What does the recruitment and screening process look like?
Our recruitment and screening process takes place in two main phases. Phase two consists of two parts: a phone interview with the applicant and a group interview (Crisis Line & ConnecTeen applicants only). All applicants must also go through a police information check and vulnerable sector check, also an intervention record check.
What is the training process like?
Our volunteers do not need prior knowledge or experience in crisis support. Distress Centre offers comprehensive training to all new volunteers in topics including, but not limited to: crisis and suicide intervention, youth issues, bereavement, mental health, communication skills, addictions, domestic violence, Being An Ally, and community partnerships.
Volunteers in all programs also go through a minimum of three supervision shifts (up to a maximum of five) with the support of an experienced coach. For this stage of the process, we ask applicants to be a little bit more flexible in their availability as Distress Centre coordinates the schedule between the applicant and coaches.
Volunteers also complete a series of online course modules informing them on Distress Centre procedures, partnerships, and online services. These modules can be completed at their own pace in the comfort of their own home.
What if the applicant can’t make all of the training dates?
It is crucial that all of the trainees attend all of the training sessions as there are important topics covered in each one to ensure they are prepared to go on the lines. As such, if they are not able to make all of the training dates the trainee will be asked to wait for the next training session.
Some accommodation can be made for Online Services Trainees but not Crisis Line Volunteers. Distress Centre’s initial training includes 35+ classroom hours and 12-20 hours of supervised coaching shifts, with opportunities for additional developmental monthly training.
Training takes place over a 3-week period with a combination of Microsoft Teams classroom sessions and self-paced online modules.
What happens after training?
Successful completion of training is followed by a three-month orientation period. This provides the volunteer and Distress Centre opportunities to determine if this is a good fit.
What is the time commitment expected of a volunteer?
Distress Centre Calgary expects volunteers to complete 48 shifts over the course of a year; on average 1 shift per week. For ConnecTeen volunteers, the commitment is 40 shifts over a 10 month period. New volunteers are also expected to complete one weekend shift per month (defined as any shift from Friday-Saturday) for their first three months. Volunteers can complete shifts with more frequency if they choose. The purpose behind the 48 shifts a year is to be able to ensure the lines have adequate coverage at all times. This also compensates for the investment the Distress Centre puts in for training each volunteer.

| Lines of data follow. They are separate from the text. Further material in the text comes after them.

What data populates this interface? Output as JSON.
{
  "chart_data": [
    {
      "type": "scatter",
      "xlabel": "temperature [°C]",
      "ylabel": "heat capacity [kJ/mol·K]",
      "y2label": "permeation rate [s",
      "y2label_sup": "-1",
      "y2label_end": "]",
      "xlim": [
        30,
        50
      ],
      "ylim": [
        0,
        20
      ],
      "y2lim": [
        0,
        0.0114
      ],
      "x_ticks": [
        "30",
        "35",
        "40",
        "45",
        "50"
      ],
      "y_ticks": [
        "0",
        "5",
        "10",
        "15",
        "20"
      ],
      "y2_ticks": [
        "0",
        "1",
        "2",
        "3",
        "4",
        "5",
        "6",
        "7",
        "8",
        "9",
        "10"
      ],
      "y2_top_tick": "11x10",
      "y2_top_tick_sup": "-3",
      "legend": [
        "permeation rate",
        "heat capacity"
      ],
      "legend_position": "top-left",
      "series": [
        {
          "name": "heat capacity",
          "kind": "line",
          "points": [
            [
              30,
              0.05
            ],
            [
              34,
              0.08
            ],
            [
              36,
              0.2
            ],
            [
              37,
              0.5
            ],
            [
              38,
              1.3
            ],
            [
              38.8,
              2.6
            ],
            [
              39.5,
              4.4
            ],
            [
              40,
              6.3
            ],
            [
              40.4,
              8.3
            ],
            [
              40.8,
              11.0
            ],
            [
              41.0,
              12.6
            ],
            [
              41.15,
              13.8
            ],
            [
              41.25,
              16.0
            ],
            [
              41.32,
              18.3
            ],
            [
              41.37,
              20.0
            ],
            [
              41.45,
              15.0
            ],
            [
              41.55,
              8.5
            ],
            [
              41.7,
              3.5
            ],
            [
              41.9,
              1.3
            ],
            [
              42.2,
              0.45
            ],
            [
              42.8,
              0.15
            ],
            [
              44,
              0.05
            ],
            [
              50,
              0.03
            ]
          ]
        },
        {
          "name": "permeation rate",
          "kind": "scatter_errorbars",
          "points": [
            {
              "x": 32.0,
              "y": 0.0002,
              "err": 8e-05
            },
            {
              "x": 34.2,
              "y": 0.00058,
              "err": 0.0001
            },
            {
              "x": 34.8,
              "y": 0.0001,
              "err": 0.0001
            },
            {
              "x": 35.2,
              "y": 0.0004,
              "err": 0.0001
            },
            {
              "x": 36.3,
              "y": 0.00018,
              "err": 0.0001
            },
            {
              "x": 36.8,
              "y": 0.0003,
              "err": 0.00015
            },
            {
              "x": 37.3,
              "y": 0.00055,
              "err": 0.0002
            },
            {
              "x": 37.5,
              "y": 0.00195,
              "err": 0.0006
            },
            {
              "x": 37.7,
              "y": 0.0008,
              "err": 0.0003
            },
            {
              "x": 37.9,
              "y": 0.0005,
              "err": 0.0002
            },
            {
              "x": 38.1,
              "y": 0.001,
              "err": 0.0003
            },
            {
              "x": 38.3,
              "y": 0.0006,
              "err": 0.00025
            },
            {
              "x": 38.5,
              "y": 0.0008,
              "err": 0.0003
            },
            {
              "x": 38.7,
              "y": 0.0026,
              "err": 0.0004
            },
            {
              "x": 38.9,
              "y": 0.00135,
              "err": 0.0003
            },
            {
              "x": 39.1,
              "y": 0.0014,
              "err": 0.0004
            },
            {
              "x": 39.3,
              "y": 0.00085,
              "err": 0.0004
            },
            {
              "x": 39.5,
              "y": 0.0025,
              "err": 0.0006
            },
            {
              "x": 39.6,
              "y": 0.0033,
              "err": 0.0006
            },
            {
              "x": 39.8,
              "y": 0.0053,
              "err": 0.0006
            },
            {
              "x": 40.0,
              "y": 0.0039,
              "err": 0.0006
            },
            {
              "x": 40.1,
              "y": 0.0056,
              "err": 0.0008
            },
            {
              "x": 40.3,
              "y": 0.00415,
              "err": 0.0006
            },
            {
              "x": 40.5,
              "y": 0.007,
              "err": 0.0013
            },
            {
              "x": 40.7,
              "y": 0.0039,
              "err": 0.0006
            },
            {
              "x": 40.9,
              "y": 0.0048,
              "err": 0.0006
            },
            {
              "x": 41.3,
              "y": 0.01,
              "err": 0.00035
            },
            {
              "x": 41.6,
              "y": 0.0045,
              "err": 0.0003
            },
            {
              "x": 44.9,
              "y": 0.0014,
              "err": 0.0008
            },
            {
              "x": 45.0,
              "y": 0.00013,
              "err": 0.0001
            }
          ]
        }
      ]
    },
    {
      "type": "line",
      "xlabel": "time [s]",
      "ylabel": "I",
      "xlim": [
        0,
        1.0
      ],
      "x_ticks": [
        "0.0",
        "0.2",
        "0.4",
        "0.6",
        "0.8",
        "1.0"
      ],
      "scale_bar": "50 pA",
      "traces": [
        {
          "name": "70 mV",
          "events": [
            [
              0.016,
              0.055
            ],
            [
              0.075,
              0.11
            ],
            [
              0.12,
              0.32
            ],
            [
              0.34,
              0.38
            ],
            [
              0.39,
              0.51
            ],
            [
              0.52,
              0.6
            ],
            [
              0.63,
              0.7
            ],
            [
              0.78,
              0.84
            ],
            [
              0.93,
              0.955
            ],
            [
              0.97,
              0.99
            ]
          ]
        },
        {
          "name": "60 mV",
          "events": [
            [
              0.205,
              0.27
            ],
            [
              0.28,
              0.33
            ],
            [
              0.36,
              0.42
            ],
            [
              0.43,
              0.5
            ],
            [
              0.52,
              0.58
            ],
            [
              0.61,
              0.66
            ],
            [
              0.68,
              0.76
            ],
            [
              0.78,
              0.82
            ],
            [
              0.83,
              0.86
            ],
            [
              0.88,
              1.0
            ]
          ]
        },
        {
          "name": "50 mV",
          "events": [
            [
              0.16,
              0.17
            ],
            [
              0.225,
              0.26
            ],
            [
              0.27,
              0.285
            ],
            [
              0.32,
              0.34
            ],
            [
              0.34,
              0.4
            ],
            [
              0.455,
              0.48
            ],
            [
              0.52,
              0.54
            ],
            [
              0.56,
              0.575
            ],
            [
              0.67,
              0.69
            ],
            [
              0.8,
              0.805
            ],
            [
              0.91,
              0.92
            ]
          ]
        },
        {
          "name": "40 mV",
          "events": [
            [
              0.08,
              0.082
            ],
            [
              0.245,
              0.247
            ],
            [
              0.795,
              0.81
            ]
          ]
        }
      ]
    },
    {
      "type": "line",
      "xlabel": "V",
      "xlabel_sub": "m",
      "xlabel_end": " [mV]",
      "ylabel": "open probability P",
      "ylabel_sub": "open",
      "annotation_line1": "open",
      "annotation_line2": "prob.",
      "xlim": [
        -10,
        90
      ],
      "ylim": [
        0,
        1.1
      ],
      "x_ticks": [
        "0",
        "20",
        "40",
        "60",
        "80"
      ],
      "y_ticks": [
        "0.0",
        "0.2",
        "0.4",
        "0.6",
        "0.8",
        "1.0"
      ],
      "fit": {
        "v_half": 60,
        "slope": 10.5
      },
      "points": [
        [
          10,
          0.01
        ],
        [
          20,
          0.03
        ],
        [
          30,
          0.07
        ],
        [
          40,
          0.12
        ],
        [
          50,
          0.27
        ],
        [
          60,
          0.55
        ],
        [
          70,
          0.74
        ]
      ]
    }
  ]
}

What happens if I cannot complete my commitment?
While we understand that life circumstances can be unforeseeable, we encourage potential volunteers to wait till a time in their life they have confidence they can complete the commitment. We understand that certain life events happen and can occur unexpectedly. The expectation is that volunteers maintain communication with the agency.
How long is each shift?
Shifts on the crisis lines and online services are four hours in length. Our ConnecTeen shifts are five hours.
How are shifts scheduled? When are the shift times?
There are two main ways that volunteers choose their shifts. They can request their preferences a month ahead of time, or they can self-schedule their own shifts within the month on their own discretion. The first volunteer is scheduled at six in the morning with a shift starting approximately every hour; the last volunteer leaves at 10:30pm.*
Our ConnecTeen shifts only operate between 3pm-10:30pm Monday to Friday, and 12pm-10:30pm on weekends and holidays.
Are there opportunities for additional training?
Distress Centre strives to host monthly developmental trainings when the opportunity allows. Some topics have included: building assertiveness, mental health supports in the community, gambler’s anonymous, parental alienation, to mention a few.
Do volunteers work alone? Do I have to call 911 on those who are suicidal?
The crisis lines at Distress Centre is volunteer-based, but staff supported. There are fully trained staff available to provide volunteers with guidance, support, referrals, and feedback. The decision to contact emergency services and other authorities are not placed on our volunteers. However, it is the volunteer’s duty to notify a member of the Distress Centre staff when there is a person who is at risk to themselves or others, or risk to children.
What types of calls do volunteers handle on the line?
Distress Centre operates a 24/7 crisis and distress line serving various communities regardless of age, race, gender, culture and religion. Contacts are concerned with a wide variety of issues, including situational distress, mental health challenges, bereavement, marginalization, domestic violence, abuse and suicide.
How long do I have to volunteer before I can receive a letter of reference for academia or employment?
Volunteers are expected to fulfill the minimum commitment, in order to receive a letter of reference. Distress Centre does not provide general letters of reference.
*There will be occasions where, due to unforeseen circumstances, the volunteer may need to stay past the formal shift end time.